The SEC has adopted a financial crisis-inspired rule barring traders in asset-backed securities from betting against the same assets they sell to investors
The SEC has adopted a financial crisis-inspired rule barring traders in asset-backed securities from betting against the same assets they sell to investors, per Reuters.
Read full article by Reuters: https://www.reuters.com/markets/us/wall-st-regulator-adopts-dodd-frank-rule-against-trader-conflicts-2023-11-27/#:~:text=Nov%2027%20(Reuters)%20%2D%20The,assets%20they%20sell%20to%20investors.
The SEC's recent action is a response to the Dodd-Frank law, a legislative effort to eliminate practices that contributed to the 2008 global financial crisis.
This rule represents one of the final implementations of the Dodd-Frank Wall Street reform legislation enacted in 2010 and has undergone a complex journey to reach completion. An earlier version addressing traders' "conflicts of interest" was initially proposed in 2011 but never reached the finalization stage.

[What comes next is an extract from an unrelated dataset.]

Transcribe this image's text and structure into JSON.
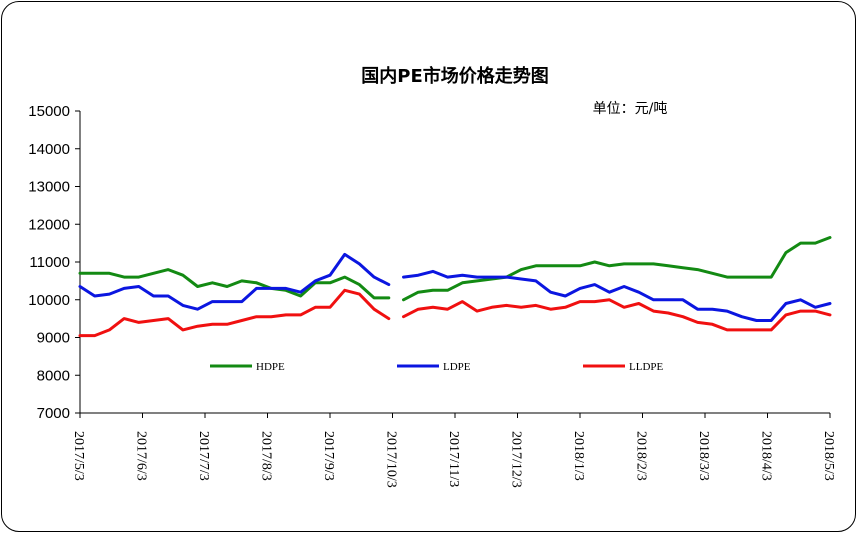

The rule prohibits "securitization participants" from engaging in transactions that involve shorting or purchasing credit-default swaps against the same securities. Parties covered by this rule include underwriters, placement agents, and sponsors for asset-backed securities.
Certain activities, such as risk hedging and market-making, are exempt from the rule.
SEC Chair Gary Gensler stated that this rule is relevant to a market that played a significant role in the 2008 financial crisis.